Saharan Striped Polecat
Also known as the Saharan striped weasel, this animal looks similar to a skunk and can be found in a large ring around the edge of the Sahara, including Egypt. It is nocturnal, so it’s pretty hard to spot during the day when it’s normally burrowed in some other animal’s hole. The polecat can also spray a skunk-like scent when it’s threatened — so if you do find one, steer clear!
Egyptian Tomb Bat
If you’re wandering through an ancient Egyptian tomb, be on the lookout for this bat. (Despite their name, these critters like to roam in plenty of other places, too.) Recently, the tomb bat made headlines because Middle East Respiratory Syndrome (MERS) was traced back to it — a reason to be careful around it.
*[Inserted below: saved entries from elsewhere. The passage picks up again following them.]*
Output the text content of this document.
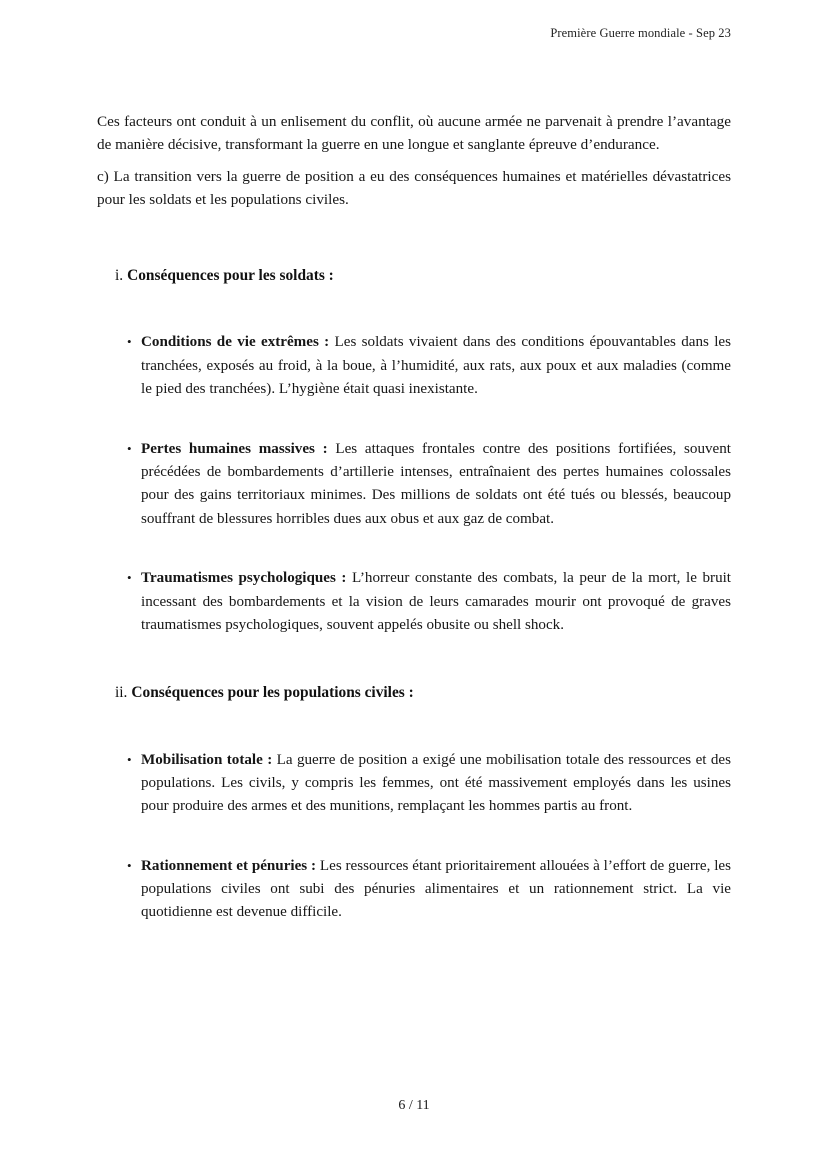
Première Guerre mondiale - Sep 23

Ces facteurs ont conduit à un enlisement du conflit, où aucune armée ne parvenait à prendre l’avantage de manière décisive, transformant la guerre en une longue et sanglante épreuve d’endurance.

c) La transition vers la guerre de position a eu des conséquences humaines et matérielles dévastatrices pour les soldats et les populations civiles.

i. Conséquences pour les soldats :
• Conditions de vie extrêmes : Les soldats vivaient dans des conditions épouvantables dans les tranchées, exposés au froid, à la boue, à l’humidité, aux rats, aux poux et aux maladies (comme le pied des tranchées). L’hygiène était quasi inexistante.
• Pertes humaines massives : Les attaques frontales contre des positions fortifiées, souvent précédées de bombardements d’artillerie intenses, entraînaient des pertes humaines colossales pour des gains territoriaux minimes. Des millions de soldats ont été tués ou blessés, beaucoup souffrant de blessures horribles dues aux obus et aux gaz de combat.
• Traumatismes psychologiques : L’horreur constante des combats, la peur de la mort, le bruit incessant des bombardements et la vision de leurs camarades mourir ont provoqué de graves traumatismes psychologiques, souvent appelés obusite ou shell shock.
ii. Conséquences pour les populations civiles :
• Mobilisation totale : La guerre de position a exigé une mobilisation totale des ressources et des populations. Les civils, y compris les femmes, ont été massivement employés dans les usines pour produire des armes et des munitions, remplaçant les hommes partis au front.
• Rationnement et pénuries : Les ressources étant prioritairement allouées à l’effort de guerre, les populations civiles ont subi des pénuries alimentaires et un rationnement strict. La vie quotidienne est devenue difficile.
6 / 11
According to ancient Egyptian mythology, the sun god Ra supposedly turned into a giant Egyptian mongoose in order to fight off an evil snake god. While we can’t verify if this ever happened, there are still plenty of mongooses roaming around Egypt. Some people even breed the animal as a common household pet.
Fat Sand Rat
The name of this animal is straight to the point. Not only is it a bit on the chubby side, it also lives in desert sand. However, it’s more like a gerbil than it is a true rat. You can identify the creature by its reddish-brown fur, along with the black markings on its body.
Egyptian Jungle Cat
This interesting feline jungle cat is found in other parts of Africa, but Felis chaus nilotica is the subspecies that lives in Egypt. It can primarily be found in the swamps along the Nile River. They are particularly recognizable by the small tufts of their ears.
Weighing in as one of the smallest (and cutest) hedgehogs in the world at just 5-10 inches long and 10-20 ounces, this little guy can be hard to spot. You can find it along the northern coast of Egypt, near the Mediterranean. It can curl its entire body into a spiky ball, making it exceptionally hard to catch.
Nile Valley Toad
This toad, which lives in Egypt’s Nile Valley (as the name indicates), makes a distinctive mating call that sounds like a rattle shaking. The amphibian is endemic to Egypt, and is found in Cairo, all the way down to the area around Luxor. As you might expect, the toad tends to stick around the Nile River and hang out in swamps and marshes, where it is abundant.
The aardwolf is more commonly associated with southern Africa and the horn of Africa, but there is a little sliver of land at the bottom of Egypt where it lives as well, so it is worth mentioning. The aardwolf isn’t really a wolf, and although it looks similar to a hyena, it isn’t one of those either. Whatever it is, it sure is a peculiar creature to spot in the wild.